JUNEAU — The Alaska Legislature remained on a collision course with Gov. Mike Dunleavy on Friday as members of a House-Senate budget conference committee began approving a budget for the Department of Education and Early Development that does not include funding for K-12 education.
Members of the House and Senate majority say they intend to abide by legislation passed last year that funds schools in advance. The governor, backed by a new legal opinion from the state attorney general, says that legislation is illegal and budgetary action is needed this year.
There is little time left to resolve the disagreement: The legislative session is scheduled to adjourn Wednesday, and Dunleavy press secretary Matt Shuckerow said that if the legislature proceeds with its plans, the administration does not believe it can send state money to public schools after June 30.
The governor is asking lawmakers to put K-12 funding into this year’s budget and not rely on legislation passed last year. Lawmakers don’t see the need.
“The Legislature forward-funded K-12: The (base student allocations) plus the $30 million increase on top of that a year ago, and the Legislature is not currently, to my knowledge, planning on changing that position,” said Sen. Bert Stedman, R-Sitka, referring to the Base Student Allocation, the state’s K-12 funding formula.
Stedman is one of six members of the joint House-Senate conference committee tasked with compromising different state operating budgets for the fiscal year that starts July 1. Lawmakers have rejected broad cuts to state services proposed by Dunleavy earlier this year but disagree about particular details, including the amount of this year’s Permanent Fund dividend.

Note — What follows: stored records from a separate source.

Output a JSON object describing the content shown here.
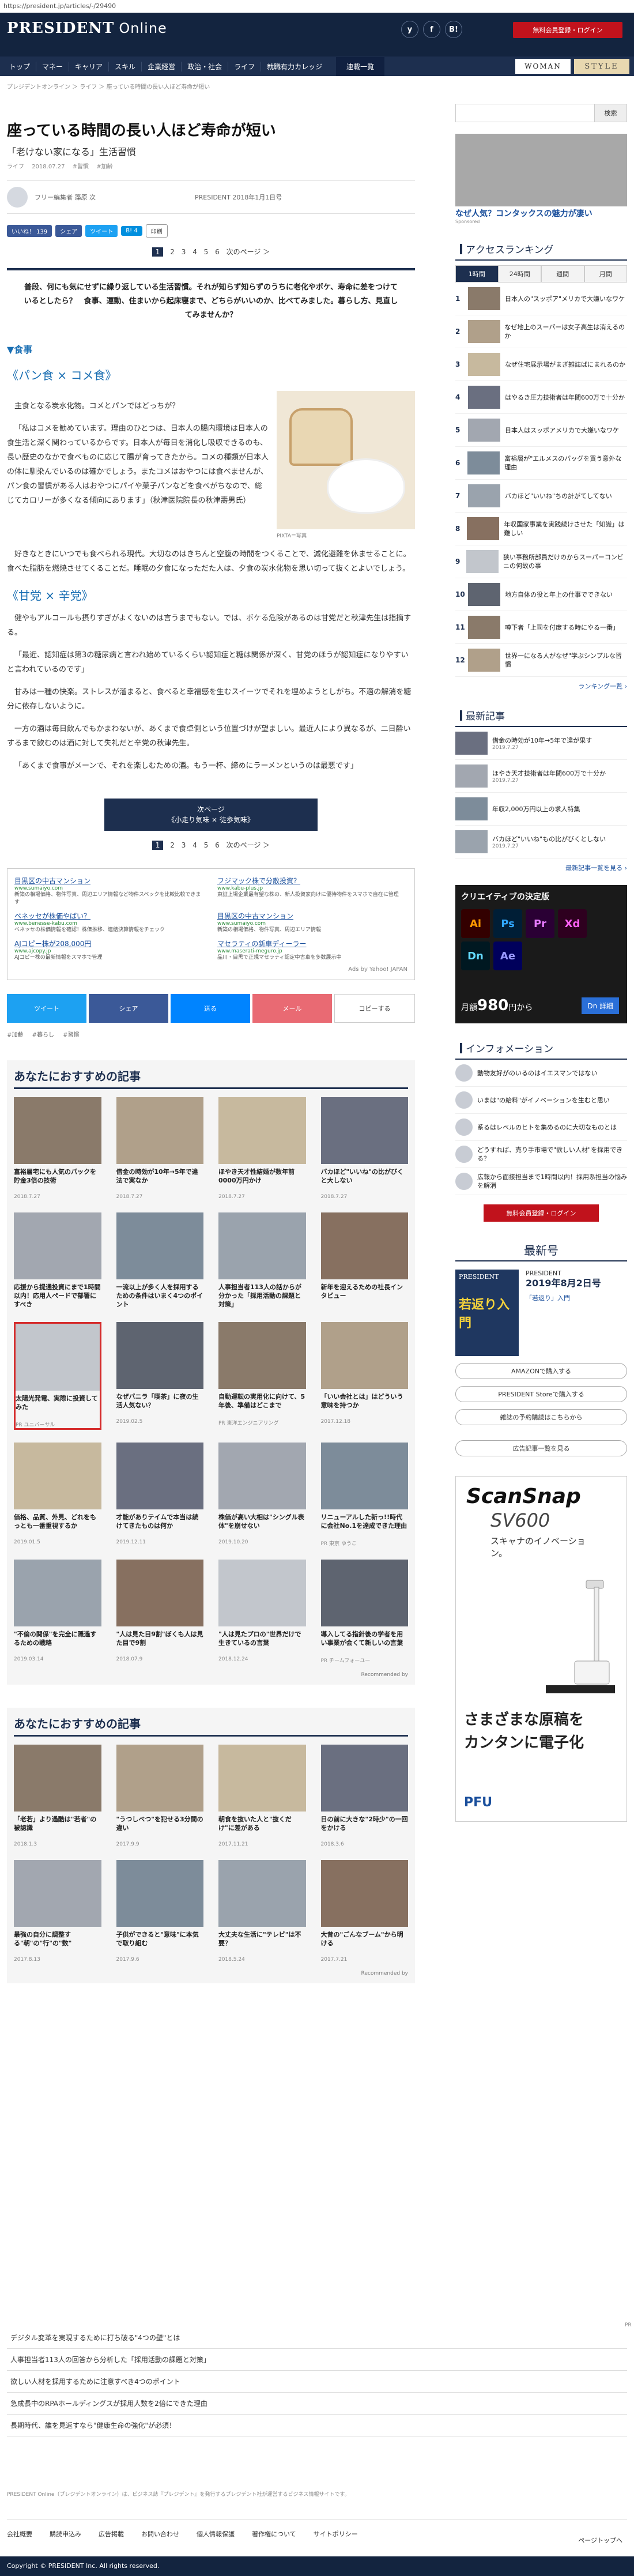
{
  "browser": {
    "url": "https://president.jp/articles/-/29490"
  },
  "header": {
    "logo_main": "PRESIDENT",
    "logo_sub": "Online",
    "social": [
      "y",
      "f",
      "B!"
    ],
    "trial_btn": "無料会員登録・ログイン"
  },
  "nav": {
    "items": [
      "トップ",
      "マネー",
      "キャリア",
      "スキル",
      "企業経営",
      "政治・社会",
      "ライフ",
      "就職有力カレッジ"
    ],
    "series": "連載一覧",
    "brand1": "WOMAN",
    "brand2": "STYLE"
  },
  "breadcrumb": "プレジデントオンライン ＞ ライフ ＞ 座っている時間の長い人ほど寿命が短い",
  "article": {
    "title": "座っている時間の長い人ほど寿命が短い",
    "subtitle": "「老けない家になる」生活習慣",
    "meta": [
      "ライフ",
      "2018.07.27",
      "#習慣",
      "#加齢"
    ],
    "author": "フリー編集者 藻原 次",
    "source": "PRESIDENT 2018年1月1日号",
    "shares": {
      "like": "いいね！ 139",
      "share": "シェア",
      "tweet": "ツイート",
      "hatena": "B! 4",
      "print": "印刷"
    },
    "pages": [
      "1",
      "2",
      "3",
      "4",
      "5",
      "6",
      "次のページ ＞"
    ],
    "lead": "普段、何にも気にせずに繰り返している生活習慣。それが知らず知らずのうちに老化やボケ、寿命に差をつけているとしたら？　食事、運動、住まいから起床寝まで、どちらがいいのか、比べてみました。暮らし方、見直してみませんか？",
    "section": "▼食事",
    "h_bread": "《パン食 × コメ食》",
    "p1": "主食となる炭水化物。コメとパンではどっちが？",
    "p2": "「私はコメを勧めています。理由のひとつは、日本人の腸内環境は日本人の食生活と深く関わっているからです。日本人が毎日を消化し吸収できるのも、長い歴史のなかで食べものに応じて腸が育ってきたから。コメの種類が日本人の体に馴染んでいるのは確かでしょう。またコメはおやつには食べませんが、パン食の習慣がある人はおやつにパイや菓子パンなどを食べがちなので、総じてカロリーが多くなる傾向にあります」（秋津医院院長の秋津壽男氏）",
    "p3": "好きなときにいつでも食べられる現代。大切なのはきちんと空腹の時間をつくることで、減化避難を休ませることに。食べた脂肪を燃焼させてくることだ。睡眠の夕食になっただた人は、夕食の炭水化物を思い切って抜くとよいでしょう。",
    "figcap": "PIXTA＝写真",
    "h_taste": "《甘党 × 辛党》",
    "p4": "健やもアルコールも摂りすぎがよくないのは言うまでもない。では、ボケる危険があるのは甘党だと秋津先生は指摘する。",
    "p5": "「最近、認知症は第3の糖尿病と言われ始めているくらい認知症と糖は関係が深く、甘党のほうが認知症になりやすいと言われているのです」",
    "p6": "甘みは一種の快楽。ストレスが溜まると、食べると幸福感を生むスイーツでそれを埋めようとしがち。不適の解消を糖分に依存しないように。",
    "p7": "一方の酒は毎日飲んでもかまわないが、あくまで食卓側という位置づけが望ましい。最近人により異なるが、二日酔いするまで飲むのは酒に対して失礼だと辛党の秋津先生。",
    "p8": "「あくまで食事がメーンで、それを楽しむための酒。もう一杯、締めにラーメンというのは最悪です」",
    "next": {
      "l1": "次ページ",
      "l2": "《小走り気味 × 徒歩気味》"
    },
    "pages2": [
      "1",
      "2",
      "3",
      "4",
      "5",
      "6",
      "次のページ ＞"
    ]
  },
  "ads": [
    {
      "t": "目黒区の中古マンション",
      "u": "www.sumaiyo.com",
      "d": "新築の相場価格、物件写真、周辺エリア情報など物件スペックを比較比較できます"
    },
    {
      "t": "フジマック株で分散投資？",
      "u": "www.kabu-plus.jp",
      "d": "東証上場企業最有望な株の、新人投資家向けに優待物件をスマホで自在に管理"
    },
    {
      "t": "ベネッセが株価やばい？",
      "u": "www.benesse-kabu.com",
      "d": "ベネッセの株価情報を確認！株価推移、連結決算情報をチェック"
    },
    {
      "t": "目黒区の中古マンション",
      "u": "www.sumaiyo.com",
      "d": "新築の相場価格、物件写真、周辺エリア情報"
    },
    {
      "t": "AJコピー株が208,000円",
      "u": "www.ajcopy.jp",
      "d": "AJコピー株の最新情報をスマホで管理"
    },
    {
      "t": "マセラティの新車ディーラー",
      "u": "www.maserati-meguro.jp",
      "d": "品川・目黒で正規マセラティ認定中古車を多数展示中"
    }
  ],
  "adcredit": "Ads by Yahoo! JAPAN",
  "sharebar": [
    "ツイート",
    "シェア",
    "送る",
    "メール",
    "コピーする"
  ],
  "tags": [
    "#加齢",
    "#暮らし",
    "#習慣"
  ],
  "rec1": {
    "title": "あなたにおすすめの記事",
    "items": [
      {
        "t": "富裕層宅にも人気のパックを貯金3倍の技術",
        "d": "2018.7.27"
      },
      {
        "t": "借金の時効が10年→5年で違法で実なか",
        "d": "2018.7.27"
      },
      {
        "t": "ほやき天才性結婚が数年前0000万円かけ",
        "d": "2018.7.27"
      },
      {
        "t": "バカほど\"いいね\"の比がびくと大しない",
        "d": "2018.7.27"
      },
      {
        "t": "応援から提通投資にまで1時間以内！応用人ペードで部署にすべき",
        "d": ""
      },
      {
        "t": "一流以上が多く人を採用するための条件はいまく4つのポイント",
        "d": ""
      },
      {
        "t": "人事担当者113人の話からが分かった「採用活動の課題と対策」",
        "d": ""
      },
      {
        "t": "新年を迎えるための社長インタビュー",
        "d": ""
      },
      {
        "t": "太陽光発電、実際に投資してみた",
        "d": "PR ユニバーサル"
      },
      {
        "t": "なぜバニラ「喫茶」に夜の生活人気ない？",
        "d": "2019.02.5"
      },
      {
        "t": "自動運転の実用化に向けて、5年後、準備はどこまで",
        "d": "PR 東洋エンジニアリング"
      },
      {
        "t": "「いい会社とは」はどういう意味を持つか",
        "d": "2017.12.18"
      },
      {
        "t": "価格、品質、外見、どれをもっとも一番重視するか",
        "d": "2019.01.5"
      },
      {
        "t": "才能がありテイムで本当は続けてきたものは何か",
        "d": "2019.12.11"
      },
      {
        "t": "株価が高い大相は\"シングル表体\"を崩せない",
        "d": "2019.10.20"
      },
      {
        "t": "リニューアルした新っ!!時代に会社No.1を達成できた理由",
        "d": "PR 東京 ゆうこ"
      },
      {
        "t": "\"不倫の関係\"を完全に隠過するための戦略",
        "d": "2019.03.14"
      },
      {
        "t": "\"人は見た目9割\"ぼくも人は見た目で9割",
        "d": "2018.07.9"
      },
      {
        "t": "\"人は見たプロの\"世界だけで生きているの言葉",
        "d": "2018.12.24"
      },
      {
        "t": "導入してる指針後の学者を用い事業が会くて新しいの言葉",
        "d": "PR チームフォーユー"
      }
    ],
    "credit": "Recommended by"
  },
  "rec2": {
    "title": "あなたにおすすめの記事",
    "items": [
      {
        "t": "「老若」より過酷は\"若者\"の被認識",
        "d": "2018.1.3"
      },
      {
        "t": "\"うつしべつ\"を犯せる3分間の違い",
        "d": "2017.9.9"
      },
      {
        "t": "朝食を抜いた人と\"抜くだけ\"に差がある",
        "d": "2017.11.21"
      },
      {
        "t": "日の前に大きな\"2時少\"の一回をかける",
        "d": "2018.3.6"
      },
      {
        "t": "最強の自分に調整する\"朝\"の\"行\"の\"数\"",
        "d": "2017.8.13"
      },
      {
        "t": "子供ができると\"意味\"に本気で取り組む",
        "d": "2017.9.6"
      },
      {
        "t": "大丈夫な生活に\"テレビ\"は不要？",
        "d": "2018.5.24"
      },
      {
        "t": "大昔の\"ごんなブーム\"から明ける",
        "d": "2017.7.21"
      }
    ],
    "credit": "Recommended by"
  },
  "bottom_links": [
    "デジタル変革を実現するために打ち破る\"4つの壁\"とは",
    "人事担当者113人の回答から分析した「採用活動の課題と対策」",
    "欲しい人材を採用するために注意すべき4つのポイント",
    "急成長中のRPAホールディングスが採用人数を2倍にできた理由",
    "長期時代、誰を見返すなら\"健康生命の強化\"が必須！"
  ],
  "ad_label": "PR",
  "footnote": "PRESIDENT Online（プレジデントオンライン）は、ビジネス誌『プレジデント』を発行するプレジデント社が運営するビジネス情報サイトです。",
  "footer": {
    "links": [
      "会社概要",
      "購読申込み",
      "広告掲載",
      "お問い合わせ",
      "個人情報保護",
      "著作権について",
      "サイトポリシー"
    ],
    "pagetop": "ページトップへ",
    "copyright": "Copyright © PRESIDENT Inc. All rights reserved."
  },
  "sidebar": {
    "search_placeholder": "",
    "search_btn": "検索",
    "sidead_text": "なぜ人気？コンタックスの魅力が凄い",
    "sidead_credit": "Sponsored",
    "ranking_title": "アクセスランキング",
    "ranking_tabs": [
      "1時間",
      "24時間",
      "週間",
      "月間"
    ],
    "ranking": [
      "日本人の\"スッポア\"メリカで大嫌いなワケ",
      "なぜ地上のスーパーは女子高生は消えるのか",
      "なぜ住宅展示場がまぎ雑誌ばにまれるのか",
      "はやるき圧力技術者は年間600万で十分か",
      "日本人はスッポアメリカで大嫌いなワケ",
      "富裕層が\"エルメスのバッグを買う意外な理由",
      "バカほど\"いいね\"ちの計がてしてない",
      "年収国家事業を実践続けさせた「知識」は難しい",
      "狭い事務所部員だけのからスーパーコンビニの何故の事",
      "地方自体の役と年上の仕事でできない",
      "噂下者「上司を付度する時にやる一番」",
      "世界一になる人がなぜ\"学ぶシンプルな習慣"
    ],
    "ranking_more": "ランキング一覧 ›",
    "latest_title": "最新記事",
    "latest": [
      {
        "t": "借金の時効が10年→5年で違が果す",
        "d": "2019.7.27"
      },
      {
        "t": "ほやき天才技術者は年間600万で十分か",
        "d": "2019.7.27"
      },
      {
        "t": "年収2,000万円以上の求人特集",
        "d": ""
      },
      {
        "t": "バカほど\"いいね\"もの比がびくとしない",
        "d": "2019.7.27"
      }
    ],
    "latest_more": "最新記事一覧を見る ›",
    "adobe": {
      "title": "クリエイティブの決定版",
      "apps": [
        "Ai",
        "Ps",
        "Pr",
        "Xd",
        "Dn",
        "Ae"
      ],
      "price_pre": "月額",
      "price": "980",
      "price_post": "円から",
      "dl": "Dn 詳細"
    },
    "info_title": "インフォメーション",
    "info": [
      "動物友好がのいるのはイエスマンではない",
      "いまは\"の給料\"がイノベーションを生むと思い",
      "系るはレベルのヒトを集めるのに大切なものとは",
      "どうすれば、売り手市場で\"欲しい人材\"を採用できる？",
      "広報から面接担当まで1時間以内！採用系担当の悩みを解消"
    ],
    "login": "無料会員登録・ログイン",
    "magazine_title": "最新号",
    "magazine": {
      "cover_brand": "PRESIDENT",
      "cover_head": "若返り入門",
      "n1": "PRESIDENT",
      "n2": "2019年8月2日号",
      "n3": "「若返り」入門"
    },
    "mag_btns": [
      "AMAZONで購入する",
      "PRESIDENT Storeで購入する",
      "雑誌の予約購読はこちらから",
      "広告記事一覧を見る"
    ],
    "scansnap": {
      "logo": "ScanSnap",
      "model": "SV600",
      "tag": "スキャナのイノベーション。",
      "copy1": "さまざまな原稿を",
      "copy2": "カンタンに電子化",
      "maker": "PFU"
    }
  },
  "colors": {
    "navy": "#13243f",
    "red": "#c1121c",
    "link": "#1a6fb3"
  }
}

The leaders of the House and Senate agree, however, that funding for K-12 schools should be kept steady, with a one-time $30 million boost approved last year. The goal is to prevent schools from laying off teachers amid budget uncertainty.
Because lawmakers have agreed to a certain level of state support for school districts, those districts can set their own budgets more accurately and do not need to plan for a worst-case scenario. In recent years, delays in setting K-12 funding have meant that school districts have had to lay off teachers because they do not know whether they will have enough money to keep them on staff.
The governor’s administration contends that lawmakers’ action is illegal because the Legislature did not have cash in hand. By appropriating money in 2018 for the 2020 school year, the attorney general argues in the newly released opinion, lawmakers violated the clause in the state constitution that prohibits dedicated funds.
Members of the Republican House minority have argued in support of the governor’s position.
The conference committee is scheduled to meet again Saturday. In other business Friday, it agreed to fully fund public radio and television for the 2020 fiscal year and turned down cuts to Serve Alaska, a program that organizes volunteers for the national AmeriCorps effort.